Invasion/demographic history of urban pests
A core question that is commonly asked after a control attempt on an urban pest is: are individuals that are present after control effort survivors or new colonists? To answer this question, population genetics and genomics are by far the most powerful tool since they allow accurate determination of connectivity between spatiotemporal samples of interest. We are currently building a genetic/genomic monitoring system for several key urban pests, and hope to provide direct scientific evidence to pinpoint if the presence of target pests after control results from control failure or new immigrants from local population.

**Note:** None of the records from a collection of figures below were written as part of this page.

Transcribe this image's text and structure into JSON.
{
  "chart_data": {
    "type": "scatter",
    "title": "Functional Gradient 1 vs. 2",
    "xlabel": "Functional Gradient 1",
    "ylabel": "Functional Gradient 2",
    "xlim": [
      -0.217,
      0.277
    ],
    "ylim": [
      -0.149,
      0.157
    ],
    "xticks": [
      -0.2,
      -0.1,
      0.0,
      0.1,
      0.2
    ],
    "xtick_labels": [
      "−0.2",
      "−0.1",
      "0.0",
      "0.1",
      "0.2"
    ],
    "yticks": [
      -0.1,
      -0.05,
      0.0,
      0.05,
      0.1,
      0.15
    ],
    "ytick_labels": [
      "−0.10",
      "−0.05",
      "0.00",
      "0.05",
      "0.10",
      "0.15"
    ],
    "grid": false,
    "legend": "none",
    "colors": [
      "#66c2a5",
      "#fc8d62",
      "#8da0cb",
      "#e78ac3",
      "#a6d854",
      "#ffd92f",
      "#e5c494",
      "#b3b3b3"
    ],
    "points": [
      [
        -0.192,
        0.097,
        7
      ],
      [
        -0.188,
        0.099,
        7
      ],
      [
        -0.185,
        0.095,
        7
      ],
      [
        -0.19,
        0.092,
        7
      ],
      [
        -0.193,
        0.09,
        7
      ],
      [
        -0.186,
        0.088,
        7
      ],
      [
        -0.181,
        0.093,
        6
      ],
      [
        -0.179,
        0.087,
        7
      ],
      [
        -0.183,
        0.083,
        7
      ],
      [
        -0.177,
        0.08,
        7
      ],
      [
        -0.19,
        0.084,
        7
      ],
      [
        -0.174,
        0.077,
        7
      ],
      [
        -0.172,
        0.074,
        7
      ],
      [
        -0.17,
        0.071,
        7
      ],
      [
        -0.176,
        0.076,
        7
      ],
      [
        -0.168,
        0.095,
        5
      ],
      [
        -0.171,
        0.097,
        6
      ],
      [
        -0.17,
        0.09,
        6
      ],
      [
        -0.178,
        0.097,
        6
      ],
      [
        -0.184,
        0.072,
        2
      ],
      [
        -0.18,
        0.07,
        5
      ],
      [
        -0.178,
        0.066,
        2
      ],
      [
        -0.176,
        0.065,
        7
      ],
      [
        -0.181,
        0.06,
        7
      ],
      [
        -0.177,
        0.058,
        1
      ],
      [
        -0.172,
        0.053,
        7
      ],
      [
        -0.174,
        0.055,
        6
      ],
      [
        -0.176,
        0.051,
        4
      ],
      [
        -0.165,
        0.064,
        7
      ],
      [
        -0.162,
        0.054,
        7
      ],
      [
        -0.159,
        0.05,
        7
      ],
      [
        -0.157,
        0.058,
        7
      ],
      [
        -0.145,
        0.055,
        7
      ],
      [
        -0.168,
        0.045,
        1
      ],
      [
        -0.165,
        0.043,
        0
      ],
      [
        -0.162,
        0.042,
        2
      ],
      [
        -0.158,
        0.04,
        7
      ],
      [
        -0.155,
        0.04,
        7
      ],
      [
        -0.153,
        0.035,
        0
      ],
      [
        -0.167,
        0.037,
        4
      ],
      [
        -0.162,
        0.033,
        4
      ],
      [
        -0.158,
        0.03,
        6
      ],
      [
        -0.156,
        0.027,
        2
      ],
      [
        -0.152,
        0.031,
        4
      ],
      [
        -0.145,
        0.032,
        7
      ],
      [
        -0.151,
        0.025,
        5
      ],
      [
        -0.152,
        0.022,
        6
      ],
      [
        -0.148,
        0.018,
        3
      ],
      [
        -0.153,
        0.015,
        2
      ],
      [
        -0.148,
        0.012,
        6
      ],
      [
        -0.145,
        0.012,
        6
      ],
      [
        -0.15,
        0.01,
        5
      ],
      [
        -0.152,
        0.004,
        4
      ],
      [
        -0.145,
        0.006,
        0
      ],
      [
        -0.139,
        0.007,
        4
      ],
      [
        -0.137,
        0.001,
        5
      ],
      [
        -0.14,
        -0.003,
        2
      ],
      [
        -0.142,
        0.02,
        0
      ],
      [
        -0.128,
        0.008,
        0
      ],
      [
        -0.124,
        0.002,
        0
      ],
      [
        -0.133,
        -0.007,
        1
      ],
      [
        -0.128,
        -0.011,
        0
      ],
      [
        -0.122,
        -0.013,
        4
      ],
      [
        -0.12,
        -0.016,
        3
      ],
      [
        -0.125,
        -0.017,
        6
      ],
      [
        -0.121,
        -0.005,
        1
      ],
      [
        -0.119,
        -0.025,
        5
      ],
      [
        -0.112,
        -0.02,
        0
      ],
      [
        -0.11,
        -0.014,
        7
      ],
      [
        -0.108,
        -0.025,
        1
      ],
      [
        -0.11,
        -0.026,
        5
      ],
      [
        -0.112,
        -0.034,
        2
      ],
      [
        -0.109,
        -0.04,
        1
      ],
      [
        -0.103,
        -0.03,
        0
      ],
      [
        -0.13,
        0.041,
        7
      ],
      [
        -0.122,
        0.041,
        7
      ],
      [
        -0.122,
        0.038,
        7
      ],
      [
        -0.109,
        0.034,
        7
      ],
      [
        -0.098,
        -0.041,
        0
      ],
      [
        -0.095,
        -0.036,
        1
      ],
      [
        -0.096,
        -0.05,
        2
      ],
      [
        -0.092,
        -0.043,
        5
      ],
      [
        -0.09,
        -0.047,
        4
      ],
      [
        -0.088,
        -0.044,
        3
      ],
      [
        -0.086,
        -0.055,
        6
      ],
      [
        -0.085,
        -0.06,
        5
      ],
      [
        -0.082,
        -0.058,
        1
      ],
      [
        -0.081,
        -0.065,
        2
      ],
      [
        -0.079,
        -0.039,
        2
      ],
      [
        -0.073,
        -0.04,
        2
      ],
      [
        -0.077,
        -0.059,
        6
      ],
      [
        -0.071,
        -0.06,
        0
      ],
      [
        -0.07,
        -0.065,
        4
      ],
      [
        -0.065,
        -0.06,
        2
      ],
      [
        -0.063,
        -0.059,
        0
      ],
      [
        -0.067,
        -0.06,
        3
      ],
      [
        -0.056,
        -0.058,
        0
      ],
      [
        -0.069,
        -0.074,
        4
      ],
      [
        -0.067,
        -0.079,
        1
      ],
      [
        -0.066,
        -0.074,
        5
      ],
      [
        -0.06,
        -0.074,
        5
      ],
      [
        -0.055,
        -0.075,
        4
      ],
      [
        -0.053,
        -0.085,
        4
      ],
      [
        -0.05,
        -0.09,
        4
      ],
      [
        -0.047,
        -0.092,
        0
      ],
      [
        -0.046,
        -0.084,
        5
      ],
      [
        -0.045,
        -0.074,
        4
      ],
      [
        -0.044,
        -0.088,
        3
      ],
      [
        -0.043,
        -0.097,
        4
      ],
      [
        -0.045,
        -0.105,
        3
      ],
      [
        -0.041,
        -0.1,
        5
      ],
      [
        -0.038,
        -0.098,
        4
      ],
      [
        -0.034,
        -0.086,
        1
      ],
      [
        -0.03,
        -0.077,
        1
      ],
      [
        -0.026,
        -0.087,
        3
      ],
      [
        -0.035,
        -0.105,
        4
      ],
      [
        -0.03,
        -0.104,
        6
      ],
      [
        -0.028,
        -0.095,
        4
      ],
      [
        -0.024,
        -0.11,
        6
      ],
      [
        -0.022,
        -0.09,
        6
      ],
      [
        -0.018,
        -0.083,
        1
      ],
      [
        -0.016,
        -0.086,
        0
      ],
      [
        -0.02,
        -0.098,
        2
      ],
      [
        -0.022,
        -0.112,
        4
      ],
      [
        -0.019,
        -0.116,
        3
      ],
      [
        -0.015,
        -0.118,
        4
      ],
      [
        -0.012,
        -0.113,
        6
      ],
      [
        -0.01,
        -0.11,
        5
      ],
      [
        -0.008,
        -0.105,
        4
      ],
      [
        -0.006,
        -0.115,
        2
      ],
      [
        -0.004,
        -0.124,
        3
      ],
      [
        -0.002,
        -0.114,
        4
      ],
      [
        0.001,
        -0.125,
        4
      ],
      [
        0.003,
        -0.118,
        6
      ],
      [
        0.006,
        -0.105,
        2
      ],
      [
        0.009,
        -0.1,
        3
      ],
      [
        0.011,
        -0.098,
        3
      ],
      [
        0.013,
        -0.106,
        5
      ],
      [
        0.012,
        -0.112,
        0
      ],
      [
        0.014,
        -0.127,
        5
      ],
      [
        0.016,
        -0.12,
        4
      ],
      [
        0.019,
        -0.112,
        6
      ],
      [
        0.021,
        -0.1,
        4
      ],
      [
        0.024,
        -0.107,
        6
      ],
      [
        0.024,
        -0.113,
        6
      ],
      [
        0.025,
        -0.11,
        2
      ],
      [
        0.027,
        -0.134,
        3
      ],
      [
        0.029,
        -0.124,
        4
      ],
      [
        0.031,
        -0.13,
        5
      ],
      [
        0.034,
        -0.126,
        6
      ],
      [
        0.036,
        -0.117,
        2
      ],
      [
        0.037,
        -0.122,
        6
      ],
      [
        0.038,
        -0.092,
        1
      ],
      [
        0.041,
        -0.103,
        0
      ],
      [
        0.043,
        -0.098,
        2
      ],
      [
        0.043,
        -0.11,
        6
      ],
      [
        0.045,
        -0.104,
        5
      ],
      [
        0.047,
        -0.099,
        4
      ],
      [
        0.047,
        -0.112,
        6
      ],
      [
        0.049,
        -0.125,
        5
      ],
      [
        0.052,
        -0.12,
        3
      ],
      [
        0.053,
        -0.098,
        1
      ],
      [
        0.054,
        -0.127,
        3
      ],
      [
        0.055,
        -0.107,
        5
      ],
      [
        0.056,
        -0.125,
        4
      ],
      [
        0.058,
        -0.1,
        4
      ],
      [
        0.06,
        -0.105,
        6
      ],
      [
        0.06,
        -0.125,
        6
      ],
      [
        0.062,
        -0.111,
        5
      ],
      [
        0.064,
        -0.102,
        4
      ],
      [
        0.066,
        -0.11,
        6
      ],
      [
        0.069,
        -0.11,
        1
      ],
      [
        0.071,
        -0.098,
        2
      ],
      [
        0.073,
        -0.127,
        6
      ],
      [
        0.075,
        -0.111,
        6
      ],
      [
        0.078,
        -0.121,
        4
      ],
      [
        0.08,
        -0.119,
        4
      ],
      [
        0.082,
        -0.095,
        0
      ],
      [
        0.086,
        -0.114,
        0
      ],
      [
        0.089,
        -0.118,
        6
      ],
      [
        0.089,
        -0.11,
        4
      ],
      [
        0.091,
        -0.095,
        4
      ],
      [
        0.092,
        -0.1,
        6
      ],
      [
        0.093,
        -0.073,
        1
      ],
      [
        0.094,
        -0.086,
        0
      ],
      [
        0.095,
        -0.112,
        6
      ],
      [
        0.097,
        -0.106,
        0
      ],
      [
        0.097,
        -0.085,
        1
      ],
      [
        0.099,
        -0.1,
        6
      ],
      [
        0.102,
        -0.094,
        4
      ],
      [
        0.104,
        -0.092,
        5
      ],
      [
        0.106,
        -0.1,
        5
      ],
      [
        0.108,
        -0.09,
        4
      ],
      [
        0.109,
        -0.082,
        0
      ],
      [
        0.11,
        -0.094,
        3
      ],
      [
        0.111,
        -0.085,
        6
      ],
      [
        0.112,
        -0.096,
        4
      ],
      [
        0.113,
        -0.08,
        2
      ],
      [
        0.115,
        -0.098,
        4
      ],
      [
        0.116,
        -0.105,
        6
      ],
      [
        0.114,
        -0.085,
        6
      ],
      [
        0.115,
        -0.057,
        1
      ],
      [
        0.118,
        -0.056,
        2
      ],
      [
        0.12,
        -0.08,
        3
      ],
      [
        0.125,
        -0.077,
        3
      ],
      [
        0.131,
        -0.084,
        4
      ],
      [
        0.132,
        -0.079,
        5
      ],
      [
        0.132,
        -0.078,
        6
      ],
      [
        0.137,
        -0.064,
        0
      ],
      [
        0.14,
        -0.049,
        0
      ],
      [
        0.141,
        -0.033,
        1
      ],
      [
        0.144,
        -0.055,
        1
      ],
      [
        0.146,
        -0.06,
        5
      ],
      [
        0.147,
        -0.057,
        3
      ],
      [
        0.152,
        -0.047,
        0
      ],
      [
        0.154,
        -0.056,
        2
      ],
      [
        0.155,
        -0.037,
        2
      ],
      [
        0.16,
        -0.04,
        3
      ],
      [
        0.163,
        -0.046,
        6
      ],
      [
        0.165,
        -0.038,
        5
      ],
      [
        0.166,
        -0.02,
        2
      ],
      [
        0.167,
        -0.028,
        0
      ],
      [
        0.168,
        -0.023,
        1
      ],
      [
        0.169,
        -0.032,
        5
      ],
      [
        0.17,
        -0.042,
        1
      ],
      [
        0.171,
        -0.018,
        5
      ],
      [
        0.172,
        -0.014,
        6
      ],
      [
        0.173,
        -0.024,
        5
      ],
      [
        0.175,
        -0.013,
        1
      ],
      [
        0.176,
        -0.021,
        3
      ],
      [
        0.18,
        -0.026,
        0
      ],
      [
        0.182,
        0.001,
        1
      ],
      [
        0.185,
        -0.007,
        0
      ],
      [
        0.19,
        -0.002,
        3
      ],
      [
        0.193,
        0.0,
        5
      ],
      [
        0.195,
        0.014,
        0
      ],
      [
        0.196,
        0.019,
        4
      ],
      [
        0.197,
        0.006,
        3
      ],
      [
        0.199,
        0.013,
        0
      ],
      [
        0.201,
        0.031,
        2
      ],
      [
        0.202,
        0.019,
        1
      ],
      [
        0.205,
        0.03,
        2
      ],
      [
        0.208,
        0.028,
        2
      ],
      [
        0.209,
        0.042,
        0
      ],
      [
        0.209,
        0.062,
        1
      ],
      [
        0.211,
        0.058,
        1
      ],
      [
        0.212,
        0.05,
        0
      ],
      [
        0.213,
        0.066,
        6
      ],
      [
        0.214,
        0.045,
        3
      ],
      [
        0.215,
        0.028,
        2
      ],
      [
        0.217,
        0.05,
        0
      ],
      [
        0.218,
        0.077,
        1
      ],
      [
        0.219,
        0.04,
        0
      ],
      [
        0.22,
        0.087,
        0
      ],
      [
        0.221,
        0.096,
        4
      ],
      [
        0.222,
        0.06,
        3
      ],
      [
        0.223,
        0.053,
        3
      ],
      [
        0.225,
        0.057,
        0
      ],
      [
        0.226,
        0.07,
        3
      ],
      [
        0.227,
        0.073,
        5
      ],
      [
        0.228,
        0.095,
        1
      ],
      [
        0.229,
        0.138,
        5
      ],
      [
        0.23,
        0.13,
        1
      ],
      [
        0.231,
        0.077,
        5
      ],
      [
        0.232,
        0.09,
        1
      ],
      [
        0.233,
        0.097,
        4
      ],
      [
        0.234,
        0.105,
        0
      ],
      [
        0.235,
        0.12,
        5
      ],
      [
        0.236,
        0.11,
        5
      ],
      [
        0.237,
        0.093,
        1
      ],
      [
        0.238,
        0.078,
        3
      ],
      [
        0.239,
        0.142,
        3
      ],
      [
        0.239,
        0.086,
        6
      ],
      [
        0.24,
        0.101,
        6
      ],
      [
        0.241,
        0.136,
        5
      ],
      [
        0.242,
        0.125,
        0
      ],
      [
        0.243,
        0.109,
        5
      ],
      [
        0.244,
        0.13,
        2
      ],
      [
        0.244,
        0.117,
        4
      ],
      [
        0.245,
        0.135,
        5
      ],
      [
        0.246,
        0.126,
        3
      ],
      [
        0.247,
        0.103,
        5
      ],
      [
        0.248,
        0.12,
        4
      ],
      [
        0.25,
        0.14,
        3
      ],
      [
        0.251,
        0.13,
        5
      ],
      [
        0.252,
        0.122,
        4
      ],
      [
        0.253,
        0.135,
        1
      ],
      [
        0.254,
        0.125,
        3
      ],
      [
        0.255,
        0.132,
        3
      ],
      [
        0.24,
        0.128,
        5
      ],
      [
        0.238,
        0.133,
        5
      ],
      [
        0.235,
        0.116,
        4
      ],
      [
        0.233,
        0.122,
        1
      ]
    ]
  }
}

Identification of pathogens in urban pests
While chemical control has been a major management strategy against urban pests, biorational approach such as biocontrol likely represents a new avenue for urban pest management. Approach like this is generally cost-effective and environmentally friendly if potential risks are properly managed. We are interested in identifying novel pathogens in several key urban pest species using metatranscriptomic approach, and also in studying prevalence, distribution, pathogenicity, potential impacts and evolutionary history of the newly discovered pathogens. The generated data would serve as baseline information for future development of practical pathogen-based biocontrol program, as well as excellent materials for studies concerning host-pathogen dynamics and host immune responses.